Enter the L.E.G.S. model. L.E.G.S. stands for:
L - Learning
E - Environment
G - Genetics
S - Self
These four elements converge to create the life experience of our dog as an individual. For years, I have asked detailed questions relating to these elements. I now have even more insight into why my questions are relevant and what other questions we must ask as professionals. I can tell many clients are annoyed by my line of questioning, digging for more information. This goes back to the skewed way of thinking about life with our dogs - the “just fix my dog” mentality. But your dog is not a broken AC unit that needs a new part and will be as good as new. I also can tell when clients cannot be bothered to read the guides provided at the beginning of our process together, with my Pet Parent Guide and Wellness Guide. I can tell there is a lack of appreciation for the simple foundation games of Search and Freedom of Choice. Yet these are the building blocks on which I can help the dog find even the tiniest bit of fulfillment and see their world through a different lens. This begins to offer your dog the clarity they have been craving, often relieving completely unnoticed stress levels in most dogs I work with.

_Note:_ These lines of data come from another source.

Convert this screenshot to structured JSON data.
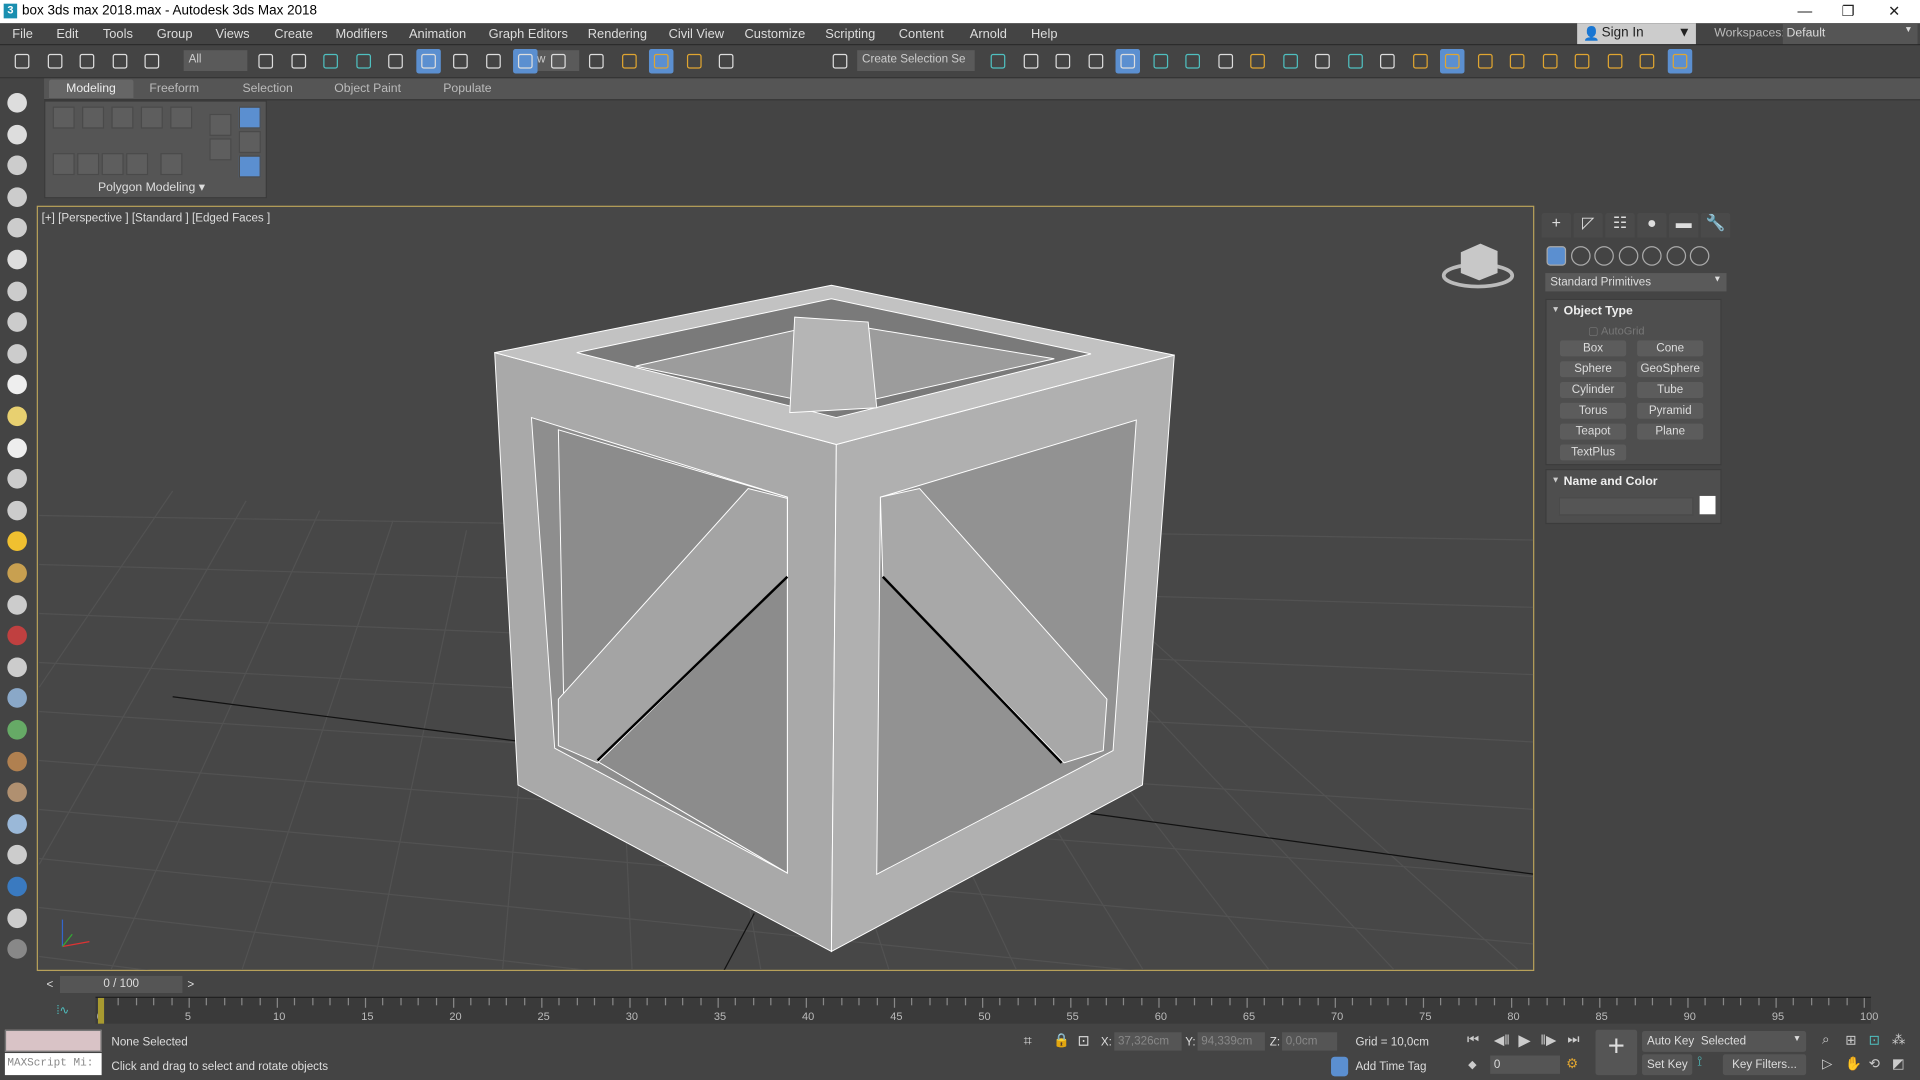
{
  "window": {
    "title": "box 3ds max 2018.max - Autodesk 3ds Max 2018",
    "logo": "3",
    "minimize": "—",
    "restore": "❐",
    "close": "✕"
  },
  "menu": [
    "File",
    "Edit",
    "Tools",
    "Group",
    "Views",
    "Create",
    "Modifiers",
    "Animation",
    "Graph Editors",
    "Rendering",
    "Civil View",
    "Customize",
    "Scripting",
    "Content",
    "Arnold",
    "Help"
  ],
  "account": {
    "sign_in": "Sign In",
    "workspaces_label": "Workspaces:",
    "workspace": "Default"
  },
  "toolbar": {
    "selection_filter": "All",
    "ref_coord": "View",
    "selection_set": "Create Selection Se",
    "icons": [
      "undo-icon",
      "redo-icon",
      "link-icon",
      "unlink-icon",
      "bind-space-warp-icon",
      "select-object-icon",
      "select-by-name-icon",
      "rect-selection-region-icon",
      "window-crossing-icon",
      "select-move-icon",
      "select-rotate-icon",
      "select-scale-icon",
      "select-place-icon",
      "use-pivot-icon",
      "select-manipulate-icon",
      "keyboard-shortcut-icon",
      "snaps-toggle-icon",
      "angle-snap-icon",
      "percent-snap-icon",
      "spinner-snap-icon",
      "edit-named-selection-icon",
      "mirror-icon",
      "align-icon",
      "scene-explorer-icon",
      "layer-explorer-icon",
      "ribbon-toggle-icon",
      "curve-editor-icon",
      "schematic-view-icon",
      "material-editor-icon",
      "render-setup-icon",
      "rendered-frame-window-icon",
      "render-production-icon",
      "render-cloud-icon",
      "arnold-icon",
      "snap-grid-icon",
      "snap-pivot-icon",
      "snap-bbox-icon",
      "snap-edge-icon",
      "snap-face-icon",
      "snap-vertex-icon",
      "snap-perp-icon",
      "snap-freeze-icon",
      "snap-axis-constraint-icon"
    ],
    "active": [
      "select-rotate-icon",
      "use-pivot-icon",
      "angle-snap-icon",
      "ribbon-toggle-icon",
      "snap-pivot-icon",
      "snap-axis-constraint-icon"
    ]
  },
  "ribbon": {
    "tabs": [
      "Modeling",
      "Freeform",
      "Selection",
      "Object Paint",
      "Populate"
    ],
    "active_tab": "Modeling",
    "panel_label": "Polygon Modeling ▾"
  },
  "left_toolbar": [
    "teapot-icon",
    "cloud-icon",
    "media-icon",
    "list-icon",
    "grid-icon",
    "light-bulb-icon",
    "move-tool-icon",
    "spring-icon",
    "camera-icon",
    "plane-icon",
    "dome-icon",
    "sphere-icon",
    "hair-icon",
    "cone-icon",
    "sun-icon",
    "ball-icon",
    "cloth-icon",
    "bone-icon",
    "physique-icon",
    "sphere-blue-icon",
    "grass-icon",
    "hair-fx-icon",
    "ox-icon",
    "glass-sphere-icon",
    "container-icon",
    "world-icon",
    "layers-icon",
    "help-icon"
  ],
  "viewport": {
    "label": "[+] [Perspective ] [Standard ] [Edged Faces ]",
    "colors": {
      "face_light": "#b2b2b2",
      "face_mid": "#8e8e8e",
      "face_dark": "#6e6e6e",
      "background": "#474747",
      "border": "#b8a15a"
    }
  },
  "command_panel": {
    "tabs": [
      {
        "icon": "create-icon",
        "glyph": "+"
      },
      {
        "icon": "modify-icon",
        "glyph": "◸"
      },
      {
        "icon": "hierarchy-icon",
        "glyph": "☷"
      },
      {
        "icon": "motion-icon",
        "glyph": "●"
      },
      {
        "icon": "display-icon",
        "glyph": "▬"
      },
      {
        "icon": "utilities-icon",
        "glyph": "🔧"
      }
    ],
    "subtypes": [
      "geometry-icon",
      "shapes-icon",
      "lights-icon",
      "cameras-icon",
      "helpers-icon",
      "space-warps-icon",
      "systems-icon"
    ],
    "category": "Standard Primitives",
    "object_type": {
      "title": "Object Type",
      "autogrid": "AutoGrid",
      "buttons": [
        "Box",
        "Cone",
        "Sphere",
        "GeoSphere",
        "Cylinder",
        "Tube",
        "Torus",
        "Pyramid",
        "Teapot",
        "Plane",
        "TextPlus"
      ]
    },
    "name_color": {
      "title": "Name and Color",
      "name_value": "",
      "color": "#ffffff"
    }
  },
  "timeline": {
    "frame_display": "0 / 100",
    "current_frame": 0,
    "start": 0,
    "end": 100,
    "labels": [
      "0",
      "5",
      "10",
      "15",
      "20",
      "25",
      "30",
      "35",
      "40",
      "45",
      "50",
      "55",
      "60",
      "65",
      "70",
      "75",
      "80",
      "85",
      "90",
      "95",
      "100"
    ],
    "prev": "<",
    "next": ">"
  },
  "status": {
    "maxscript_placeholder": "MAXScript Mi:",
    "selection": "None Selected",
    "prompt": "Click and drag to select and rotate objects",
    "x_label": "X:",
    "x": "37,326cm",
    "y_label": "Y:",
    "y": "94,339cm",
    "z_label": "Z:",
    "z": "0,0cm",
    "grid": "Grid = 10,0cm",
    "add_time_tag": "Add Time Tag",
    "frame_spinner": "0",
    "auto_key": "Auto Key",
    "set_key": "Set Key",
    "key_mode": "Selected",
    "key_filters": "Key Filters..."
  }
}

I will not stop asking questions. They are a critical component of my job as an advocate for the dog and the family's goals.
Now, in a very real, raw moment - this profession is exhausting. We endlessly repeat ourselves to the same people, but what we are explaining, answering, showing, or teaching very often falls on deaf ears. To be repeatedly asked to “fix my dog or else…” makes one weary beyond what most are willing to deal with. The compassion fatigue and burnout are palpable. Hear me now when I say - it is never the dogs that wear us professionals to the bone. The human may pay the bills, and the human side of the welfare is crucial and must be treated with compassion - but I serve at the pleasure of the dog.
Studying the L.E.G.S. model strengthens my approach to the “training” process, which I have used for several years. I now have more connections and an in-depth understanding of the “whys” behind much of our work.
If we are going to bring dogs alongside us in this life, it is our responsibility to show them what this life means to them, how to navigate life in the environments we place them in, to provide for their appropriate welfare needs as dogs - not what appeals to us as humans. We must learn what their ancestry might be telling them to do, how to work with their genetics (the ones we bred them for), and have compassion for how this clashes with our modern integration of the pet dog. We must learn how they communicate with us, teach them how we communicate, and how we can develop our communication system that blends the two with a natural wonder and beauty that few other inter-species relationships will ever realize in this iteration of the Earth.
Stop for a moment every day to appreciate the joy of watching your dog just be a dog.